Tuesday, June 14, 2016

Endless Searches: Grooming Bags

With the pending (correction, it's now mine!) happenstance ownership of a very nice looking tack locker, I've started to consider life outside of a Stanley trunk. Most people use them only to show... but I've been living out of my Stanley for the past 4 years. My barn had super sketchy tack buildings, but no tack room with lockers and nice things like I was used to... so I packed my stuff into my then show trunk, made sure I had a lock or two on it to protect it from thieving highschool girls and learned to live out of a box.

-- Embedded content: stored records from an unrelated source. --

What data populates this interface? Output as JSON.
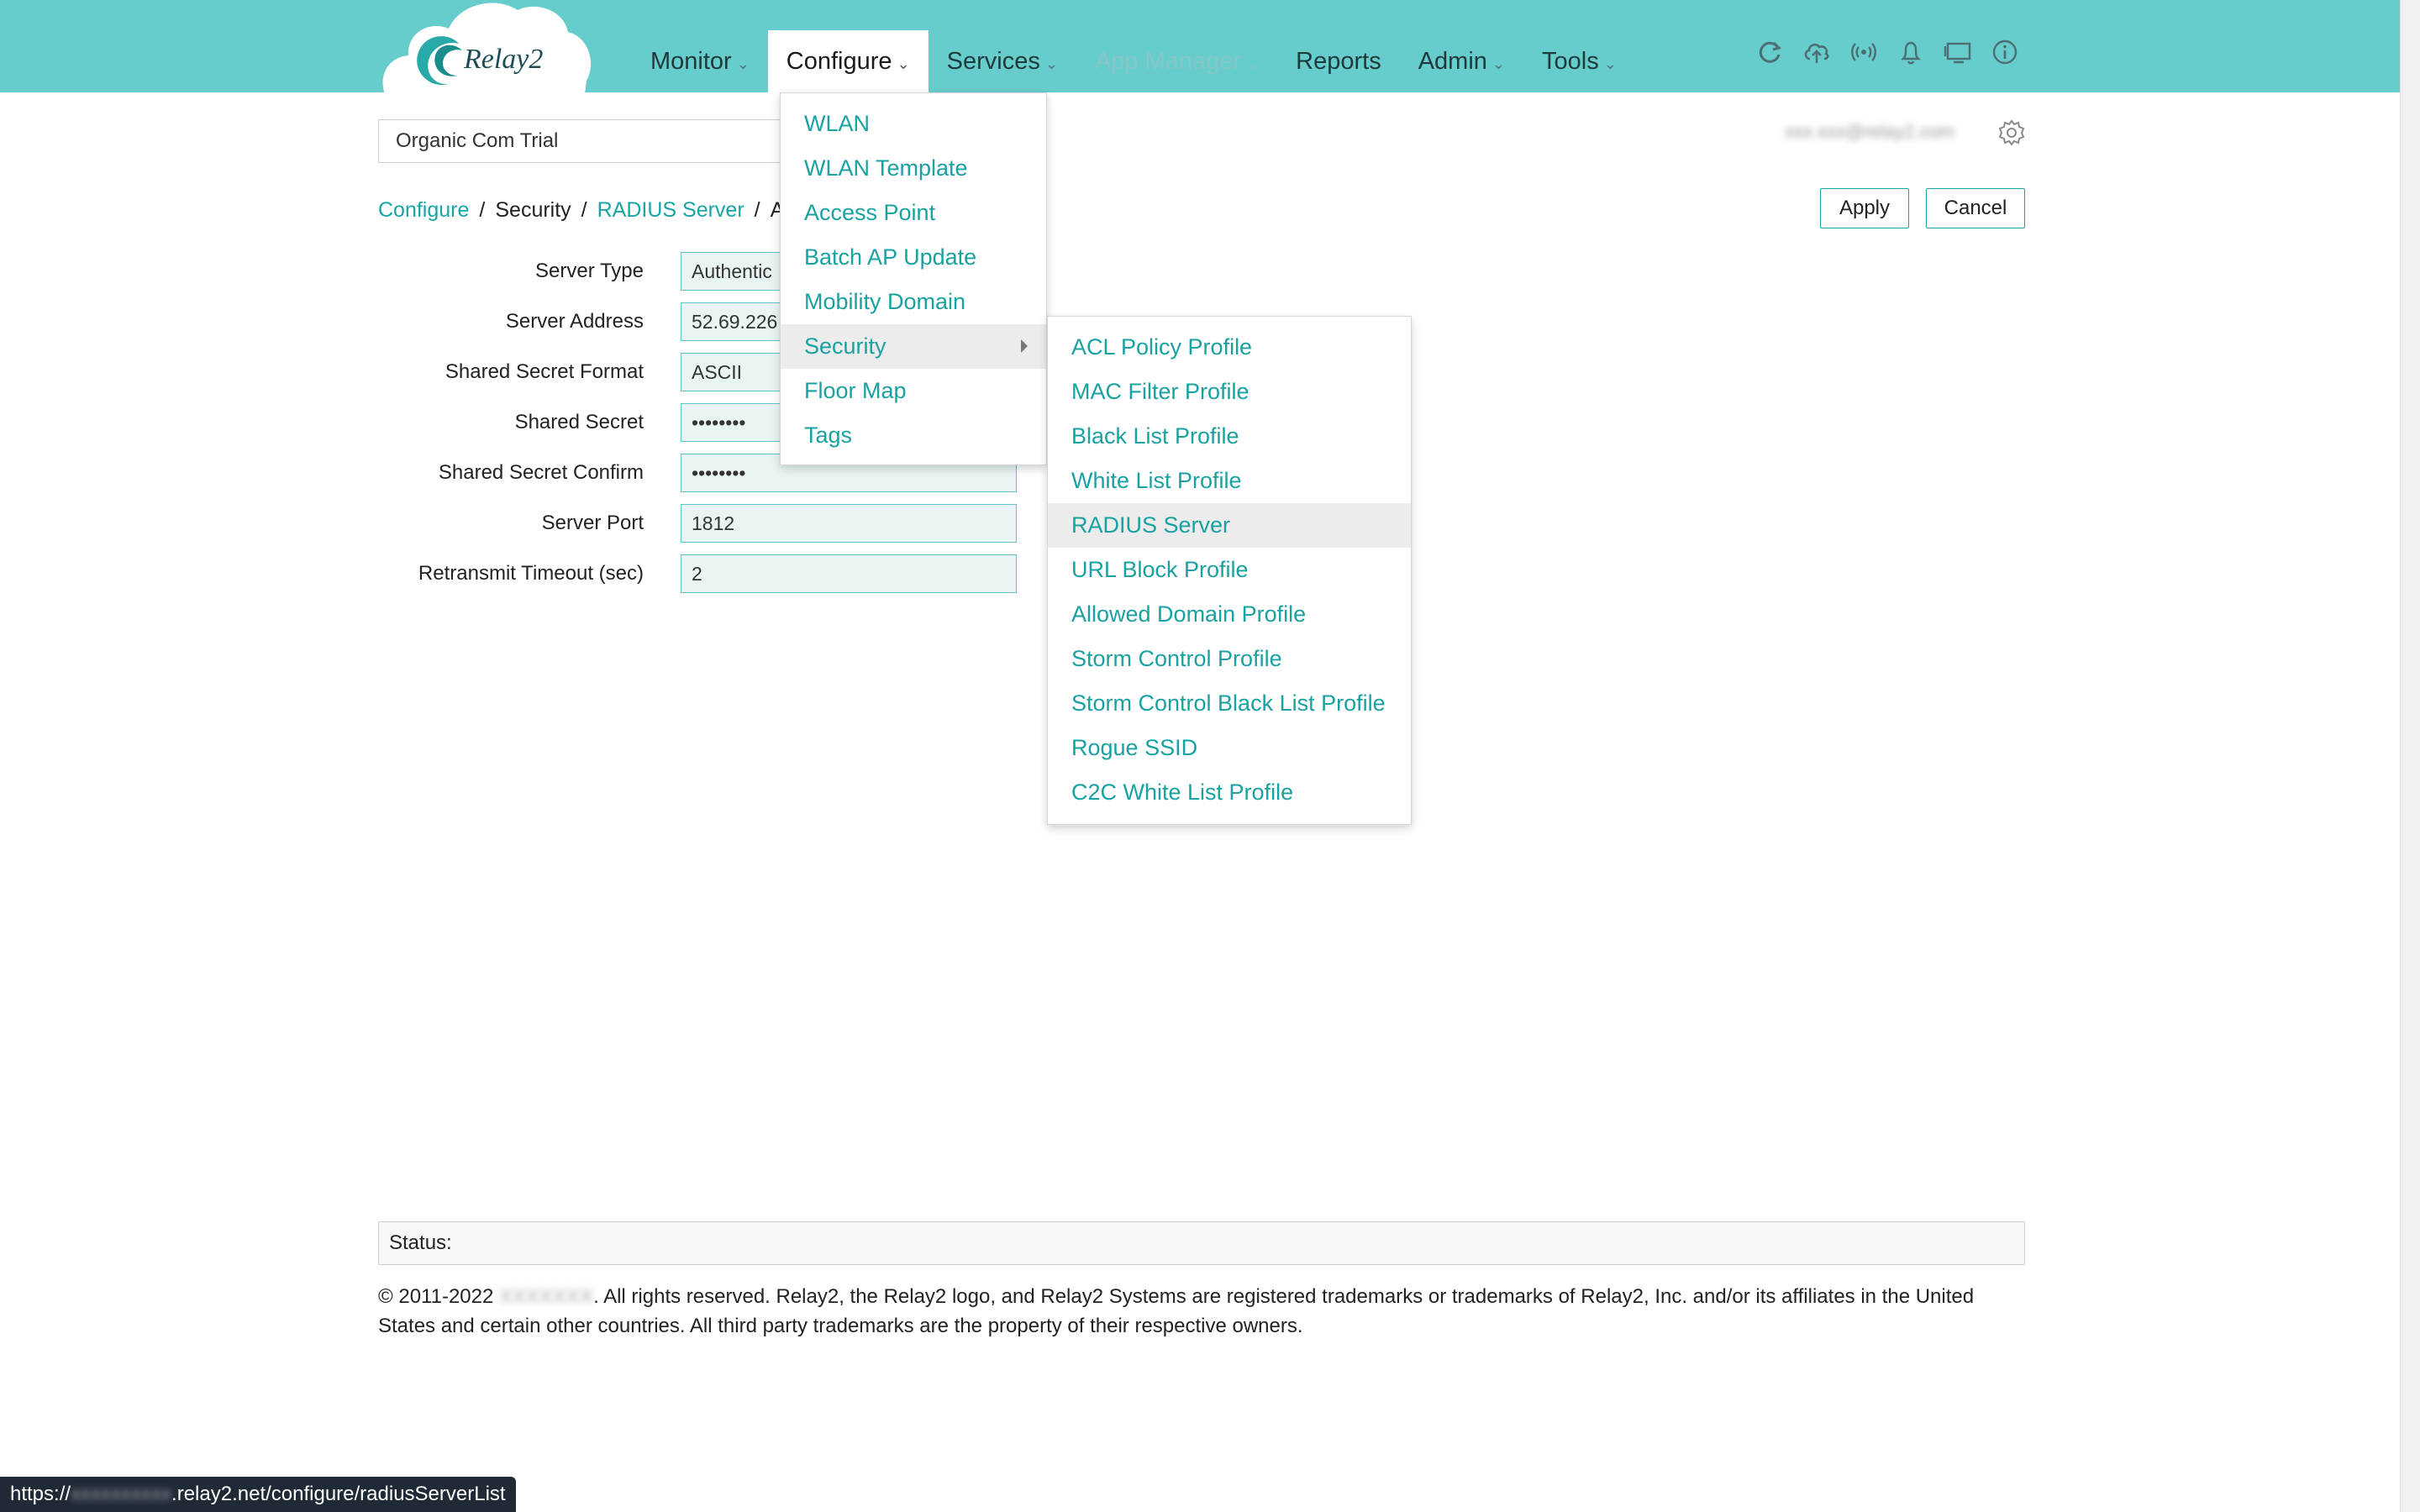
{
  "brand": {
    "logo_text": "Relay2"
  },
  "nav": {
    "items": [
      {
        "label": "Monitor",
        "caret": "⌄"
      },
      {
        "label": "Configure",
        "caret": "⌄"
      },
      {
        "label": "Services",
        "caret": "⌄"
      },
      {
        "label": "App Manager",
        "caret": "⌄"
      },
      {
        "label": "Reports"
      },
      {
        "label": "Admin",
        "caret": "⌄"
      },
      {
        "label": "Tools",
        "caret": "⌄"
      }
    ],
    "active": "Configure",
    "disabled": "App Manager"
  },
  "toolbar_icons": [
    "refresh-icon",
    "cloud-upload-icon",
    "wireless-icon",
    "bell-icon",
    "screen-share-icon",
    "info-icon"
  ],
  "org_selector": {
    "value": "Organic Com Trial"
  },
  "user": {
    "email": "xxx.xxx@relay2.com"
  },
  "breadcrumb": {
    "items": [
      "Configure",
      "Security",
      "RADIUS Server",
      "Ad"
    ],
    "separator": "/"
  },
  "actions": {
    "apply_label": "Apply",
    "cancel_label": "Cancel"
  },
  "form": {
    "server_type": {
      "label": "Server Type",
      "value": "Authentic"
    },
    "server_address": {
      "label": "Server Address",
      "value": "52.69.226"
    },
    "secret_format": {
      "label": "Shared Secret Format",
      "value": "ASCII"
    },
    "shared_secret": {
      "label": "Shared Secret",
      "value": "••••••••"
    },
    "secret_confirm": {
      "label": "Shared Secret Confirm",
      "value": "••••••••"
    },
    "server_port": {
      "label": "Server Port",
      "value": "1812"
    },
    "retransmit_timeout": {
      "label": "Retransmit Timeout (sec)",
      "value": "2"
    }
  },
  "configure_menu": {
    "items": [
      "WLAN",
      "WLAN Template",
      "Access Point",
      "Batch AP Update",
      "Mobility Domain",
      "Security",
      "Floor Map",
      "Tags"
    ],
    "hovered": "Security"
  },
  "security_menu": {
    "items": [
      "ACL Policy Profile",
      "MAC Filter Profile",
      "Black List Profile",
      "White List Profile",
      "RADIUS Server",
      "URL Block Profile",
      "Allowed Domain Profile",
      "Storm Control Profile",
      "Storm Control Black List Profile",
      "Rogue SSID",
      "C2C White List Profile"
    ],
    "hovered": "RADIUS Server"
  },
  "status": {
    "label": "Status:"
  },
  "footer": {
    "prefix": "© 2011-2022 ",
    "company": "XXXXXXX",
    "text": ". All rights reserved. Relay2, the Relay2 logo, and Relay2 Systems are registered trademarks or trademarks of Relay2, Inc. and/or its affiliates in the United States and certain other countries. All third party trademarks are the property of their respective owners."
  },
  "link_preview": {
    "prefix": "https://",
    "host_hidden": "xxxxxxxxxx",
    "suffix": ".relay2.net/configure/radiusServerList"
  },
  "colors": {
    "header": "#66cccc",
    "accent": "#18a5a5",
    "link": "#1aa1a1"
  }
}
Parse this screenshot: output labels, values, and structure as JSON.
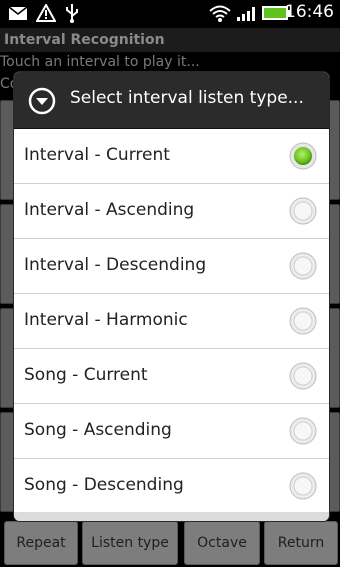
{
  "status_bar": {
    "time": "16:46",
    "icons": [
      "mail-icon",
      "alert-icon",
      "usb-icon",
      "wifi-icon",
      "signal-icon",
      "battery-icon"
    ]
  },
  "app": {
    "title": "Interval Recognition",
    "subtitle": "Touch an interval to play it...",
    "subtitle2": "Co"
  },
  "dialog": {
    "title": "Select interval listen type...",
    "options": [
      {
        "label": "Interval - Current",
        "selected": true
      },
      {
        "label": "Interval - Ascending",
        "selected": false
      },
      {
        "label": "Interval - Descending",
        "selected": false
      },
      {
        "label": "Interval - Harmonic",
        "selected": false
      },
      {
        "label": "Song - Current",
        "selected": false
      },
      {
        "label": "Song - Ascending",
        "selected": false
      },
      {
        "label": "Song - Descending",
        "selected": false
      }
    ]
  },
  "bottom_buttons": {
    "repeat": "Repeat",
    "listen_type": "Listen type",
    "octave": "Octave",
    "return": "Return"
  },
  "colors": {
    "selected_radio": "#6cc31c",
    "dialog_header": "#2b2b2b",
    "battery": "#5fc21f"
  }
}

Look, it's my stuff in a (new!) box!
It got really tight, once I had two horses. Then I got a second trunk, and that made life easier. And now I don't need one, at all. Technically. What does this have to do with anything? Well, my grooming kit needs a new home. I used to stash it in a good old fashioned bucket. And that worked for quite some time. Other than the usual several times yearly routine of emptying it and dumping out the bottom layer of nasty, it worked out ok. Keeping the two horse's grooming tools separate at least in use is still a bit of a losing battle; I get lazy and use one horse's curry on both of them, and constantly steal the one mid-soft brush I have back and forth between the two trunks but most of the time, I behave. For a while I was rocking shower totes from the clearance post-college section of Target; I had a silicone one and my old canvas/plastic one from when I was actually in school. Those worked for a time, but eventually were overcome with hair and dusk and that random sticky something that I can never seem to figure out.

Already I can tell I have some organization issues to resolve... this is the biggest one!

My grooming tools are currently housed in the Stanley trunk trays - because I had two, I could keep them separate. Now that I'm hoping to consolidate most of my day-to-day stuff down to my (new to me) tack locker (and hang cross ties so I don't have to tie, and probably will keep one Stanley trunk in place with spare pads, boots, coolers, etc in it...) I'm starting to go shopping for a grooming tote.

My problem with grooming totes in general is that they're either a) floppy fabric versions of a college shower caddy or b) plastic blocky versions of a college shower caddy. And grooming bags and shower caddies have the same problems: moisture retention/mold, random sticky stuff and general Nasty.

Image shamelessly stolen from Stirrups and Sparkles because... perfect demonstration of my problem with grooming bags,


My wishlist is:

Easy to clean
Doesn't retain moisture
Keeps bottles and tins upright (preventing sticky stuff)
Easy to brush/dump out  - or even better - doesn't retain horse hair and brush dirt
Not too many pockets, but enough to keep things organized.


Of course, I want the fancy Noble Outfitters Equissential tote, because it's expensive and fancy and my barn owner has one and it looks ever so posh with all of her other fancy stuff. And it's looking better day by day.

Borrowed from Stirrups and Sparkles 
The only brush tote/bag/etc of any kind that can hold a candle to the logical storage, ease of cleanliness and general use of logic that appears to be behind the Noble Outfitters bag is JenJ's Amazon find - in big part because of the price. I've combed more shower caddies, tool bags and anything else I can think of...

Image stolen from JenJ's Review because I'm a terrible person

I wonder, is the Noble Outfitters really worth an extra 20$?